Tuesday, December 26, 2006

Book Review : Paris - The Secret History by Andrew Hussey (Viking 2006)

History is, of course, written by the victors, and it also tends to be written by the moderately well-off and educated. Which means that as one goes back in time, there is an imbalance as historical record focuses on the educated and wealthy at the expense of the poor and the marginalised.

Andrew Hussey seeks to overcome this handicap in his excellent book about the Parisian underclasses - he doesn't always succeed, and there are probably more Kings in his medieval chapters than he would like, but that doesn't detract in any way from a book which is a pleasure from start to finish.

For those who like their history eclectic, his introduction is a joy. In it, he ranges from Walter Benjamin's Arcades through Baudelaire's flaneur to the poems of Villon, actresses Arletty and Frehel, Edith Piaf and Princess Diana. This gives a flavour of the book, and whilst he never manages to maintain this level of diversity, he certainly maintains the the same level of interest throughout.

Paris of old strikes one as being a thoroughly dangerous, unpleasant, smelly place.
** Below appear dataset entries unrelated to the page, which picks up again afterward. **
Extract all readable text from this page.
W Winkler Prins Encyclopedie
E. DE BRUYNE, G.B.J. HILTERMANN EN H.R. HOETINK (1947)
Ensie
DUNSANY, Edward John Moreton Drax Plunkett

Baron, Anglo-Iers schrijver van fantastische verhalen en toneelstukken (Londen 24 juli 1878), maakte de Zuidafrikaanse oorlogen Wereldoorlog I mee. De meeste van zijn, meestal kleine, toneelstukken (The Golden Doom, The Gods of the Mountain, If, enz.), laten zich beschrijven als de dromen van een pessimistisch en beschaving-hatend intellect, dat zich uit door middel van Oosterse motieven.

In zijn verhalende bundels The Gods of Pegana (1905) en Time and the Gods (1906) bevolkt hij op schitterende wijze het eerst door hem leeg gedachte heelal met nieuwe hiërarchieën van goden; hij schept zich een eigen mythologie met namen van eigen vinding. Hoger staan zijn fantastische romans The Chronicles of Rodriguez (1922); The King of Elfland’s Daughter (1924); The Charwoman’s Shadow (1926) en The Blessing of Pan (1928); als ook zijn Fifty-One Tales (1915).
It wasn't sufficiently far up the Seine to protect it from Viking raids - or from Celts, Romans, English, Germans, bands of criminals and students, all of whom have caused upset at various times in the Parisian history.

Hussey seems to revel in the underclasses more than the working classes - one perhaps gets the impression that he has lived on the edge a bit himself - and he takes great pleasure in relating the tales of the sorcery of Jacques de Molay, last head of the Knights Templar, or of the poems of Francois Villon, poet and murderer, in all their obscene and scatological glory.

And finally, he puts the case for modern Paris. Yes, it has changed compared with the past, it has lost some of its edge, some of its sense of danger. But it is still a city where people riot in the streets, where the whores can be found behind its poshest shops, where dangerous ideas flourish, and where, as recently as the 1960s, hundreds of Algerian protesters can be murdered by the Security Forces. And yet it is the most beautiful, most loved city in the world. This is a revealing glimpse behind the Hausmann facades.